Around the World in 80 Timesteps: A Generative Approach to Global Visual Geolocation
Nicolas Dufour, David Picard, Vicky Kalogeiton, Loic Landrieu
2024-12-10

Summary
This paper talks about a new method for predicting where an image was taken on Earth using a generative approach called global visual geolocation, which accounts for the uncertainty in image localization.
What's the problem?
Predicting the exact location of an image can be very challenging because images vary in how clearly they show where they were taken. Most existing methods try to give a single answer for the location, but they often ignore the uncertainty involved, leading to less accurate results.
What's the solution?
The authors propose a generative approach that uses advanced techniques like diffusion and Riemannian flow matching to improve geolocation accuracy. Instead of just providing one location, their method predicts a range of possible locations and gives a probability for each one. This allows the model to better handle the ambiguity in images and provides a more reliable estimate of where the photo was taken. They tested this method on several benchmarks and found it performed better than previous techniques.
Why it matters?
This research is important because it enhances how we can determine the locations of images, which has applications in mapping, tourism, and even social media. By providing a more nuanced understanding of where photos are taken, this approach can help improve technologies that rely on visual data, making them more effective and user-friendly.
Abstract
Global visual geolocation predicts where an image was captured on Earth. Since images vary in how precisely they can be localized, this task inherently involves a significant degree of ambiguity. However, existing approaches are deterministic and overlook this aspect. In this paper, we aim to close the gap between traditional geolocalization and modern generative methods. We propose the first generative geolocation approach based on diffusion and Riemannian flow matching, where the denoising process operates directly on the Earth's surface.

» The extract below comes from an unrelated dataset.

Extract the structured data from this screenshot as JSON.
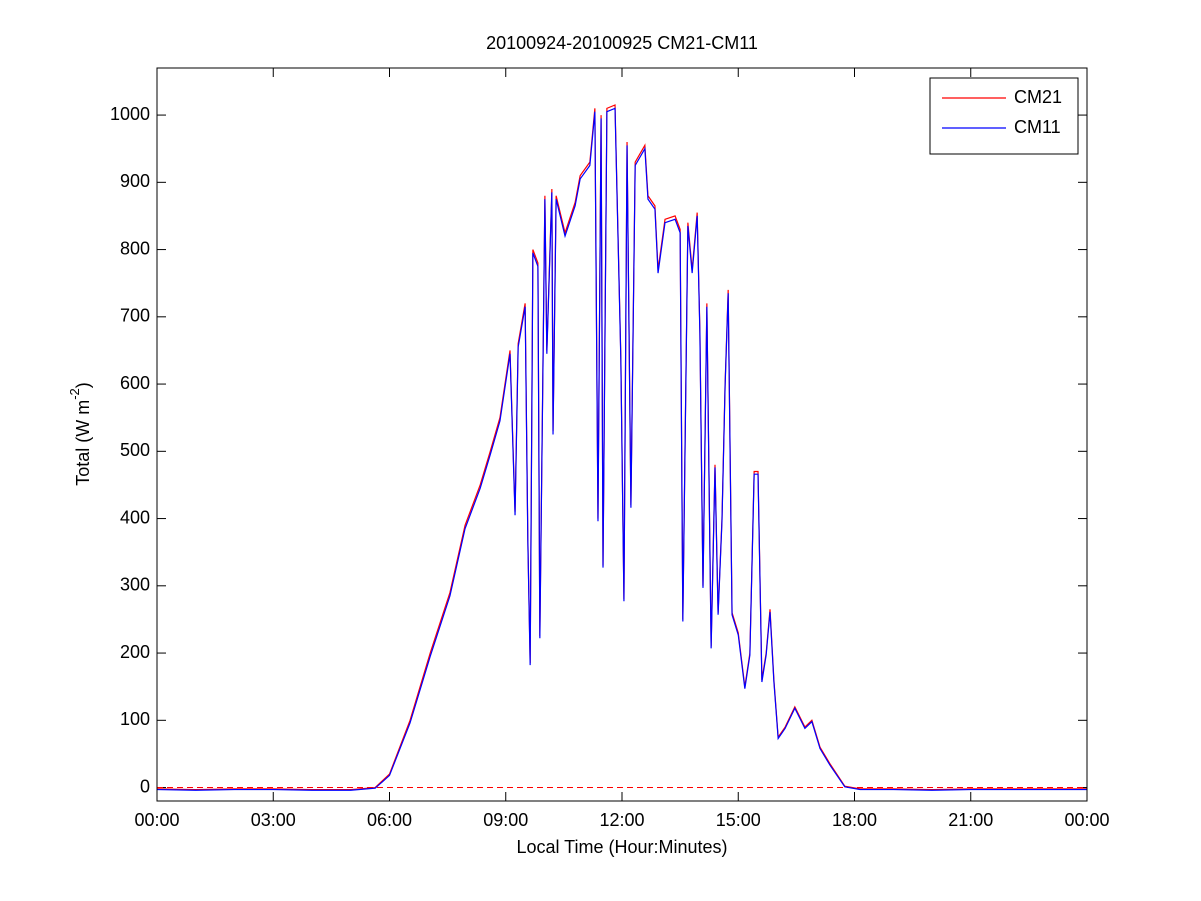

Our model achieves state-of-the-art performance on three visual geolocation benchmarks: OpenStreetView-5M, YFCC-100M, and iNat21. In addition, we introduce the task of probabilistic visual geolocation, where the model predicts a probability distribution over all possible locations instead of a single point. We introduce new metrics and baselines for this task, demonstrating the advantages of our diffusion-based approach. Codes and models will be made available.